Kemudian, Tio juga menceritakan bagaimana saat dirinya ditangkap polisi di hadapan anak-anaknya. "6,5 bulan yang lalu saya diborgol di hadapan anak-anak saya, saya digiring ke Polda, 10 hari ditahan di sana, dengan barang bukti. Polisi kemudian mengeluarkan dan memasukkan saya ke Bhayangkara, di unit rehabilitasi Narkoba untuk menjalani rehab di rumah sakit tersebut," kenang Tio.

Tiga bulan rehabilitasi di Bhayangkara, memang cukup membantu Tio untuk sembuh. Namun, mendekam di penjara karena narkoba dinilainya sebagai hukuman terberat. "Ini adalah hukuman terberat yang pernah saya alami. Sungguh hukuman yang menguras tenaga maupun pikiran saya, sebagai seorang warga biasa dan warga Indonesia yang terjerumus menjadi korban kejahatan narkotika. Tiga bulan rehab kemudian menyehatkan raga dan pikiran saya," lanjtunya.

Bukan hanya saat dipenjara. Ketika masuk ruang sidang pun membuat kesehatannya menurun. Lebih mengejutkan, ternyata Tio sempat ingin mengakhiri hidupnya. "Tetapi ketika masuk penjara, dan masuk ke ruang sidang, semangat saya kini menjadi hancur. Kesehatan saya drastis menurun, dan beberapa kali berpikir untuk menyudahi saja hidup saya," akunya.

Dua bulan di tahanan membuat Tio sadar, penjara bukan membuatnya kembali sehat. "Selama 2 bulan lebih saya memiliki pengalaman dan pengetahuan bahwa di penjara kurang tepat yang membuat saya kembali sehat," ujarnya.

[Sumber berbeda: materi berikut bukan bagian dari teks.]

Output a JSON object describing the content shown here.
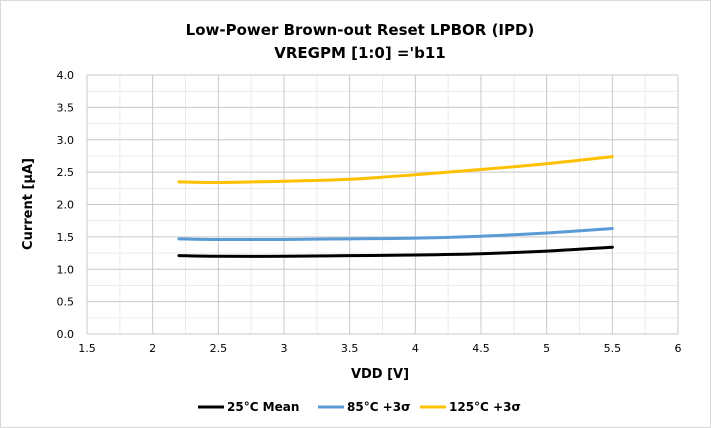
{
  "chart_data": {
    "type": "line",
    "title": "Low-Power Brown-out Reset LPBOR (IPD)",
    "subtitle": "VREGPM [1:0] ='b11",
    "xlabel": "VDD [V]",
    "ylabel": "Current [µA]",
    "xlim": [
      1.5,
      6
    ],
    "ylim": [
      0,
      4
    ],
    "xticks": [
      1.5,
      2,
      2.5,
      3,
      3.5,
      4,
      4.5,
      5,
      5.5,
      6
    ],
    "yticks": [
      0.0,
      0.5,
      1.0,
      1.5,
      2.0,
      2.5,
      3.0,
      3.5,
      4.0
    ],
    "xtick_labels": [
      "1.5",
      "2",
      "2.5",
      "3",
      "3.5",
      "4",
      "4.5",
      "5",
      "5.5",
      "6"
    ],
    "ytick_labels": [
      "0.0",
      "0.5",
      "1.0",
      "1.5",
      "2.0",
      "2.5",
      "3.0",
      "3.5",
      "4.0"
    ],
    "grid": true,
    "legend_position": "bottom",
    "x": [
      2.2,
      2.5,
      3.0,
      3.5,
      4.0,
      4.5,
      5.0,
      5.5
    ],
    "series": [
      {
        "name": "25°C Mean",
        "color": "#000000",
        "values": [
          1.21,
          1.2,
          1.2,
          1.21,
          1.22,
          1.24,
          1.28,
          1.34
        ]
      },
      {
        "name": "85°C +3σ",
        "color": "#5b9bd5",
        "values": [
          1.47,
          1.46,
          1.46,
          1.47,
          1.48,
          1.51,
          1.56,
          1.63
        ]
      },
      {
        "name": "125°C +3σ",
        "color": "#ffc000",
        "values": [
          2.35,
          2.34,
          2.36,
          2.39,
          2.46,
          2.54,
          2.63,
          2.74
        ]
      }
    ]
  }
}
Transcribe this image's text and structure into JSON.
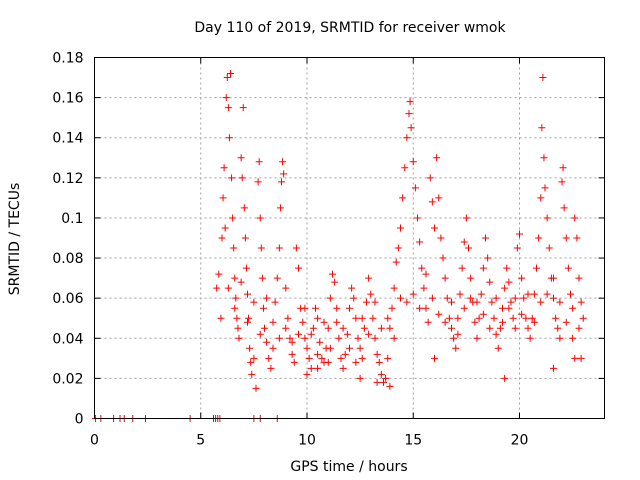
{
  "chart_data": {
    "type": "scatter",
    "title": "Day 110 of 2019, SRMTID for receiver wmok",
    "xlabel": "GPS time / hours",
    "ylabel": "SRMTID / TECUs",
    "xlim": [
      0,
      24
    ],
    "ylim": [
      0,
      0.18
    ],
    "grid": true,
    "marker": "+",
    "marker_color": "#ff0000",
    "x_ticks": [
      0,
      5,
      10,
      15,
      20
    ],
    "x_tick_labels": [
      "0",
      "5",
      "10",
      "15",
      "20"
    ],
    "y_ticks": [
      0,
      0.02,
      0.04,
      0.06,
      0.08,
      0.1,
      0.12,
      0.14,
      0.16,
      0.18
    ],
    "y_tick_labels": [
      "0",
      "0.02",
      "0.04",
      "0.06",
      "0.08",
      "0.1",
      "0.12",
      "0.14",
      "0.16",
      "0.18"
    ],
    "series": [
      {
        "name": "SRMTID",
        "points": [
          [
            0.05,
            0
          ],
          [
            0.3,
            0
          ],
          [
            0.9,
            0
          ],
          [
            1.2,
            0
          ],
          [
            1.4,
            0
          ],
          [
            1.8,
            0
          ],
          [
            2.4,
            0
          ],
          [
            4.5,
            0
          ],
          [
            5.6,
            0
          ],
          [
            5.7,
            0
          ],
          [
            5.8,
            0
          ],
          [
            5.9,
            0
          ],
          [
            7.5,
            0
          ],
          [
            7.8,
            0
          ],
          [
            8.6,
            0
          ],
          [
            5.75,
            0.065
          ],
          [
            5.85,
            0.072
          ],
          [
            5.95,
            0.05
          ],
          [
            6.0,
            0.09
          ],
          [
            6.05,
            0.11
          ],
          [
            6.1,
            0.125
          ],
          [
            6.15,
            0.095
          ],
          [
            6.2,
            0.16
          ],
          [
            6.25,
            0.17
          ],
          [
            6.3,
            0.155
          ],
          [
            6.35,
            0.14
          ],
          [
            6.4,
            0.172
          ],
          [
            6.45,
            0.12
          ],
          [
            6.5,
            0.1
          ],
          [
            6.55,
            0.085
          ],
          [
            6.6,
            0.07
          ],
          [
            6.65,
            0.06
          ],
          [
            6.7,
            0.05
          ],
          [
            6.75,
            0.045
          ],
          [
            6.8,
            0.04
          ],
          [
            6.9,
            0.13
          ],
          [
            6.95,
            0.12
          ],
          [
            7.0,
            0.155
          ],
          [
            7.05,
            0.105
          ],
          [
            7.1,
            0.09
          ],
          [
            7.15,
            0.075
          ],
          [
            7.2,
            0.062
          ],
          [
            7.25,
            0.05
          ],
          [
            7.3,
            0.035
          ],
          [
            7.35,
            0.028
          ],
          [
            7.4,
            0.022
          ],
          [
            7.5,
            0.03
          ],
          [
            7.6,
            0.015
          ],
          [
            7.7,
            0.118
          ],
          [
            7.75,
            0.128
          ],
          [
            7.8,
            0.1
          ],
          [
            7.85,
            0.085
          ],
          [
            7.9,
            0.07
          ],
          [
            7.95,
            0.055
          ],
          [
            8.0,
            0.045
          ],
          [
            8.1,
            0.038
          ],
          [
            8.2,
            0.03
          ],
          [
            8.3,
            0.025
          ],
          [
            8.4,
            0.048
          ],
          [
            8.5,
            0.058
          ],
          [
            8.6,
            0.07
          ],
          [
            8.7,
            0.085
          ],
          [
            8.75,
            0.105
          ],
          [
            8.8,
            0.118
          ],
          [
            8.85,
            0.128
          ],
          [
            8.9,
            0.122
          ],
          [
            9.0,
            0.065
          ],
          [
            9.1,
            0.05
          ],
          [
            9.2,
            0.04
          ],
          [
            9.3,
            0.032
          ],
          [
            9.4,
            0.028
          ],
          [
            9.5,
            0.085
          ],
          [
            9.6,
            0.075
          ],
          [
            9.7,
            0.055
          ],
          [
            9.8,
            0.048
          ],
          [
            9.9,
            0.04
          ],
          [
            10.0,
            0.035
          ],
          [
            10.1,
            0.03
          ],
          [
            10.2,
            0.025
          ],
          [
            10.3,
            0.045
          ],
          [
            10.4,
            0.055
          ],
          [
            10.5,
            0.05
          ],
          [
            10.6,
            0.038
          ],
          [
            10.7,
            0.03
          ],
          [
            10.8,
            0.028
          ],
          [
            10.9,
            0.035
          ],
          [
            11.0,
            0.045
          ],
          [
            11.1,
            0.06
          ],
          [
            11.2,
            0.072
          ],
          [
            11.3,
            0.068
          ],
          [
            11.4,
            0.055
          ],
          [
            11.5,
            0.04
          ],
          [
            11.6,
            0.03
          ],
          [
            11.7,
            0.025
          ],
          [
            11.8,
            0.032
          ],
          [
            11.9,
            0.042
          ],
          [
            12.0,
            0.055
          ],
          [
            12.1,
            0.065
          ],
          [
            12.2,
            0.06
          ],
          [
            12.3,
            0.05
          ],
          [
            12.4,
            0.04
          ],
          [
            12.5,
            0.035
          ],
          [
            12.6,
            0.03
          ],
          [
            12.7,
            0.045
          ],
          [
            12.8,
            0.058
          ],
          [
            12.9,
            0.07
          ],
          [
            13.0,
            0.062
          ],
          [
            13.1,
            0.05
          ],
          [
            13.2,
            0.04
          ],
          [
            13.3,
            0.032
          ],
          [
            13.4,
            0.028
          ],
          [
            13.5,
            0.022
          ],
          [
            13.6,
            0.018
          ],
          [
            13.7,
            0.02
          ],
          [
            13.8,
            0.03
          ],
          [
            13.9,
            0.045
          ],
          [
            14.0,
            0.055
          ],
          [
            14.1,
            0.065
          ],
          [
            14.2,
            0.078
          ],
          [
            14.3,
            0.085
          ],
          [
            14.4,
            0.095
          ],
          [
            14.5,
            0.11
          ],
          [
            14.6,
            0.125
          ],
          [
            14.7,
            0.14
          ],
          [
            14.8,
            0.152
          ],
          [
            14.85,
            0.158
          ],
          [
            14.9,
            0.145
          ],
          [
            15.0,
            0.128
          ],
          [
            15.1,
            0.115
          ],
          [
            15.2,
            0.1
          ],
          [
            15.3,
            0.088
          ],
          [
            15.4,
            0.075
          ],
          [
            15.5,
            0.065
          ],
          [
            15.6,
            0.055
          ],
          [
            15.7,
            0.048
          ],
          [
            15.8,
            0.12
          ],
          [
            15.9,
            0.108
          ],
          [
            16.0,
            0.095
          ],
          [
            16.1,
            0.13
          ],
          [
            16.2,
            0.11
          ],
          [
            16.3,
            0.09
          ],
          [
            16.4,
            0.08
          ],
          [
            16.5,
            0.07
          ],
          [
            16.6,
            0.06
          ],
          [
            16.7,
            0.05
          ],
          [
            16.8,
            0.045
          ],
          [
            16.9,
            0.04
          ],
          [
            17.0,
            0.035
          ],
          [
            17.1,
            0.05
          ],
          [
            17.2,
            0.062
          ],
          [
            17.3,
            0.075
          ],
          [
            17.4,
            0.088
          ],
          [
            17.5,
            0.1
          ],
          [
            17.6,
            0.085
          ],
          [
            17.7,
            0.07
          ],
          [
            17.8,
            0.058
          ],
          [
            17.9,
            0.048
          ],
          [
            18.0,
            0.04
          ],
          [
            18.1,
            0.05
          ],
          [
            18.2,
            0.062
          ],
          [
            18.3,
            0.075
          ],
          [
            18.4,
            0.09
          ],
          [
            18.5,
            0.08
          ],
          [
            18.6,
            0.068
          ],
          [
            18.7,
            0.058
          ],
          [
            18.8,
            0.05
          ],
          [
            18.9,
            0.042
          ],
          [
            19.0,
            0.035
          ],
          [
            19.1,
            0.045
          ],
          [
            19.2,
            0.055
          ],
          [
            19.3,
            0.065
          ],
          [
            19.4,
            0.075
          ],
          [
            19.5,
            0.068
          ],
          [
            19.6,
            0.058
          ],
          [
            19.7,
            0.05
          ],
          [
            19.8,
            0.045
          ],
          [
            19.9,
            0.085
          ],
          [
            20.0,
            0.092
          ],
          [
            20.1,
            0.07
          ],
          [
            20.2,
            0.06
          ],
          [
            20.3,
            0.05
          ],
          [
            20.4,
            0.045
          ],
          [
            20.5,
            0.04
          ],
          [
            20.6,
            0.05
          ],
          [
            20.7,
            0.062
          ],
          [
            20.8,
            0.075
          ],
          [
            20.9,
            0.09
          ],
          [
            21.0,
            0.11
          ],
          [
            21.05,
            0.145
          ],
          [
            21.1,
            0.17
          ],
          [
            21.15,
            0.13
          ],
          [
            21.2,
            0.115
          ],
          [
            21.3,
            0.1
          ],
          [
            21.4,
            0.085
          ],
          [
            21.5,
            0.07
          ],
          [
            21.6,
            0.06
          ],
          [
            21.7,
            0.05
          ],
          [
            21.8,
            0.045
          ],
          [
            21.9,
            0.04
          ],
          [
            22.0,
            0.118
          ],
          [
            22.05,
            0.125
          ],
          [
            22.1,
            0.105
          ],
          [
            22.2,
            0.09
          ],
          [
            22.3,
            0.075
          ],
          [
            22.4,
            0.062
          ],
          [
            22.5,
            0.055
          ],
          [
            22.6,
            0.1
          ],
          [
            22.7,
            0.09
          ],
          [
            22.8,
            0.07
          ],
          [
            22.9,
            0.058
          ],
          [
            23.0,
            0.05
          ],
          [
            6.3,
            0.065
          ],
          [
            6.6,
            0.055
          ],
          [
            6.9,
            0.068
          ],
          [
            7.2,
            0.048
          ],
          [
            7.5,
            0.058
          ],
          [
            7.8,
            0.042
          ],
          [
            8.1,
            0.06
          ],
          [
            8.4,
            0.035
          ],
          [
            8.7,
            0.04
          ],
          [
            9.0,
            0.045
          ],
          [
            9.3,
            0.038
          ],
          [
            9.6,
            0.042
          ],
          [
            9.9,
            0.055
          ],
          [
            10.2,
            0.042
          ],
          [
            10.5,
            0.032
          ],
          [
            10.8,
            0.048
          ],
          [
            11.1,
            0.035
          ],
          [
            11.4,
            0.048
          ],
          [
            11.7,
            0.045
          ],
          [
            12.0,
            0.035
          ],
          [
            12.3,
            0.028
          ],
          [
            12.6,
            0.05
          ],
          [
            12.9,
            0.042
          ],
          [
            13.2,
            0.058
          ],
          [
            13.5,
            0.045
          ],
          [
            13.8,
            0.05
          ],
          [
            14.1,
            0.04
          ],
          [
            14.4,
            0.06
          ],
          [
            14.7,
            0.058
          ],
          [
            15.0,
            0.062
          ],
          [
            15.3,
            0.055
          ],
          [
            15.6,
            0.072
          ],
          [
            15.9,
            0.06
          ],
          [
            16.2,
            0.052
          ],
          [
            16.5,
            0.048
          ],
          [
            16.8,
            0.058
          ],
          [
            17.1,
            0.042
          ],
          [
            17.4,
            0.055
          ],
          [
            17.7,
            0.06
          ],
          [
            18.0,
            0.058
          ],
          [
            18.3,
            0.052
          ],
          [
            18.6,
            0.045
          ],
          [
            18.9,
            0.06
          ],
          [
            19.2,
            0.048
          ],
          [
            19.5,
            0.055
          ],
          [
            19.8,
            0.06
          ],
          [
            20.1,
            0.052
          ],
          [
            20.4,
            0.062
          ],
          [
            20.7,
            0.048
          ],
          [
            21.0,
            0.058
          ],
          [
            21.3,
            0.062
          ],
          [
            21.6,
            0.07
          ],
          [
            21.9,
            0.058
          ],
          [
            22.2,
            0.048
          ],
          [
            22.5,
            0.04
          ],
          [
            22.8,
            0.045
          ],
          [
            10.0,
            0.022
          ],
          [
            10.5,
            0.025
          ],
          [
            11.0,
            0.028
          ],
          [
            12.5,
            0.02
          ],
          [
            13.3,
            0.018
          ],
          [
            13.9,
            0.016
          ],
          [
            16.0,
            0.03
          ],
          [
            19.3,
            0.02
          ],
          [
            21.6,
            0.025
          ],
          [
            22.6,
            0.03
          ],
          [
            22.9,
            0.03
          ]
        ]
      }
    ]
  }
}
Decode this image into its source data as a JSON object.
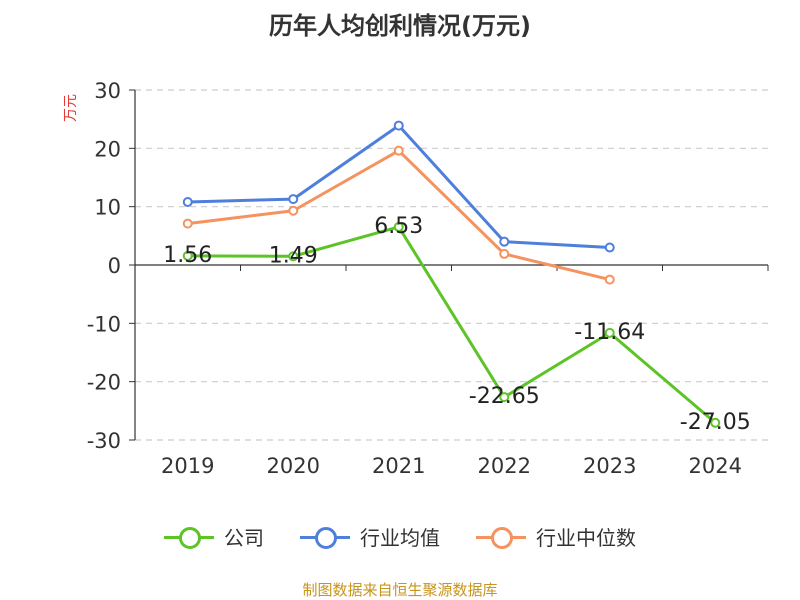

Karenanya, ia berharap bisa kembali pada keluarga serta berkarya di dunia hiburan. "Majelis hakim yang mulia saya ingin kembali sehat. saya ingin kembali di pelukan anak-anak yang saya cintai, saya ingin kembali berguna dan berlaku membuat negeri ini maju. 10 tahun menjadi pecandu, tidak akan menghalangi niat saya untuk kembali memberi manfaat untuk bagi negeri ini, dan hal itu pulalah yang disetujui dan menjadi pembicaraan antara saya dengan direktur narkoba Polda metro Jaya Bapak Suwondo," imbuh Tio.